Dépassements d’honoraires : l’Unocam précise ses propositions
Mots clés : - Union nationale des caisses d’assurance maladie (Uncam),
- Union nationale des organismes d’assurance maladie complémentaire(UNOCAM),
- Fabrice Henry,
- Frédéric Van Roekeghem,
- Michel Chassang
Fabrice Henry, président de l'Unocam
© Hervé Thouroude
L’Union nationale des organismes d’assurance maladie complémentaire (Unocam) a évoqué jeudi la possibilité d’une contribution de ses membres à une revalorisation des tarifs opposables (tarifs Sécu), lors de l’avant-dernière réunion de négociation sur les dépassements d’honoraires avec l’assurance maladie et les syndicats de médecins libéraux.
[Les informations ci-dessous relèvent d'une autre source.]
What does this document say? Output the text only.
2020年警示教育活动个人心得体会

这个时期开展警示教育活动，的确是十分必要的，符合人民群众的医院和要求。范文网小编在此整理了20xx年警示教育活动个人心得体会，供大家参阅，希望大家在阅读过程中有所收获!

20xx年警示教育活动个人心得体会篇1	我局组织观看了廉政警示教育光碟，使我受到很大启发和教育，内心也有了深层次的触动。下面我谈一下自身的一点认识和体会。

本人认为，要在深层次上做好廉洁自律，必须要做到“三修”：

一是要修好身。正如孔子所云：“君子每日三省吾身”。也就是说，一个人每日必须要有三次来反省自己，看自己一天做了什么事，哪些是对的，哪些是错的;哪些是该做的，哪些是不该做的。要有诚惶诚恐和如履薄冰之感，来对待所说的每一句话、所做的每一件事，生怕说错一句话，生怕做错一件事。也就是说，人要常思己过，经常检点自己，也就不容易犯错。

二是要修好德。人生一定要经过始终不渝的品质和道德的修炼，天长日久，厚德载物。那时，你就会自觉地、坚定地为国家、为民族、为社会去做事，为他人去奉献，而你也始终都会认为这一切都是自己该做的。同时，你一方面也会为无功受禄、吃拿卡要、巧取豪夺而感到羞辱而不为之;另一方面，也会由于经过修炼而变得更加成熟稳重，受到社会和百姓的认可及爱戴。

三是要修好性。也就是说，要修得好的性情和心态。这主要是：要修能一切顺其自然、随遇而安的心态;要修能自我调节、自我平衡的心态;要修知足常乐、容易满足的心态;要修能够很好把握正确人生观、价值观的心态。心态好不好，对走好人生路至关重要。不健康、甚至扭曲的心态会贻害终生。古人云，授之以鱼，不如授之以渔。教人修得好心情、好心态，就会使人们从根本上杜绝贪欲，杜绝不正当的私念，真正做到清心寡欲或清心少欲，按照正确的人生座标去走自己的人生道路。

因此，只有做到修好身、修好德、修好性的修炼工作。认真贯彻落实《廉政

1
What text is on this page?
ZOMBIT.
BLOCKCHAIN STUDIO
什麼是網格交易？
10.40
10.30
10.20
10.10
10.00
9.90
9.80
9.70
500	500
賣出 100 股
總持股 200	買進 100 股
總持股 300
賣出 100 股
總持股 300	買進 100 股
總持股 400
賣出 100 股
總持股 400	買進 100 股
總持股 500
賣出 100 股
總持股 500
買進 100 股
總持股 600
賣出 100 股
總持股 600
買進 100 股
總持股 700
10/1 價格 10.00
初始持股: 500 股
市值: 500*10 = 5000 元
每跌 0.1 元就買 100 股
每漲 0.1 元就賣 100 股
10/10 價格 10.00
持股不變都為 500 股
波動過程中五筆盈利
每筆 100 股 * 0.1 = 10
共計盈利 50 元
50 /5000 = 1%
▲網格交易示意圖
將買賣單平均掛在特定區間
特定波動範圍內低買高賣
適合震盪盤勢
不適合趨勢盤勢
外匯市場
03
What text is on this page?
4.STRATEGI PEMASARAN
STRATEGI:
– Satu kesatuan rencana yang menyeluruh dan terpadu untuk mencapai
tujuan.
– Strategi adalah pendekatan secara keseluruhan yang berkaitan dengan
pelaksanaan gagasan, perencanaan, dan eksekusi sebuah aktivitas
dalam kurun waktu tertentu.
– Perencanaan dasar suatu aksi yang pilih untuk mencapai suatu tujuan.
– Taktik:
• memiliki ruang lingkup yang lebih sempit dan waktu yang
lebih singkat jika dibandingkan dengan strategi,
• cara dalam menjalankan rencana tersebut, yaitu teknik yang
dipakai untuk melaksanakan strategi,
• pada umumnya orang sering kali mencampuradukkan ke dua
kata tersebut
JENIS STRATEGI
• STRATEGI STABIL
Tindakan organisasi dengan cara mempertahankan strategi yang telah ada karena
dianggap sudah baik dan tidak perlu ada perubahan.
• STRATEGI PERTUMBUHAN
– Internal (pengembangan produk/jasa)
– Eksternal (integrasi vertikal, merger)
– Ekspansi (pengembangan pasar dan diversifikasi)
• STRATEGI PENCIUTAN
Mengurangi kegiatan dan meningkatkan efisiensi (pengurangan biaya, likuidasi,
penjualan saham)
« Nous avons simplement indiqué que les complémentaires santé sont prêtes à contribuer à une évolution du tarif opposable de façon à réduire le reste à charge pour les assurés sociaux », a déclaré Fabrice Henry, président de l'Unocam. En séance, l’Unocam a aussi rendu public un courrier adressé le 3 octobre à Frédéric van Roekeghem, directeur général de l’Union nationale des caisses d’assurance maladie (Uncam).
Donnant-donnant
Cette lettre, qui précise les positions de l’Unocam, déclare qu’« une juste revalorisation des tarifs opposables est nécessaire pour que s'opère une substitution progressive de ces dépassements d'honoraires par des tarifs opposables ». Elle souligne aussi que les « organismes complémentaires sont prêts à s’engager sur la prise charge de tarifs opposables revalorisés (…) », à la condition toutefois d’être « mis en capacité de retrouver des marges de manœuvres financière ». Une manière de dire que l’Unocam souhaite des contreparties pour éviter qu’un engagement des complémentaires n’entraine une hausse des cotisations pénalisante pour les assurés.
Suspens sur l'issue
L’Uncam a, quant à elle, distribué un texte décrivant, de manière assez précise, la procédure de sanction des dépassements abusifs et les mécanismes du contrat d’accès aux soins. Le régime obligatoire n’a cependant pas indiqué de chiffres. Du côté des syndicats médicaux, Claude Leicher, président de MG France (généralistes), a déploré que « l'assurance maladie va dépenser de l'argent pour le secteur 2 (dans le cadre du contrat d'accès aux soins) qui devrait revenir au secteur 1 », et ajouté que « la coupe est pleine pour les 75% de médecins en secteur 1 ».
Enfin, Michel Chassang, président de la CSMF, le syndicat leader chez les spécialistes, il a jugé la proposition des complémentaires « intéressante », tout en observant que cela aboutirait à « un cofinancement du secteur 1 ». De nombreux points restent donc à préciser d'ici la réunion du 17 octobre, en principe la dernière, et il reste, à ce jour, impossible de prédire l’issue de cette négociation tripartite.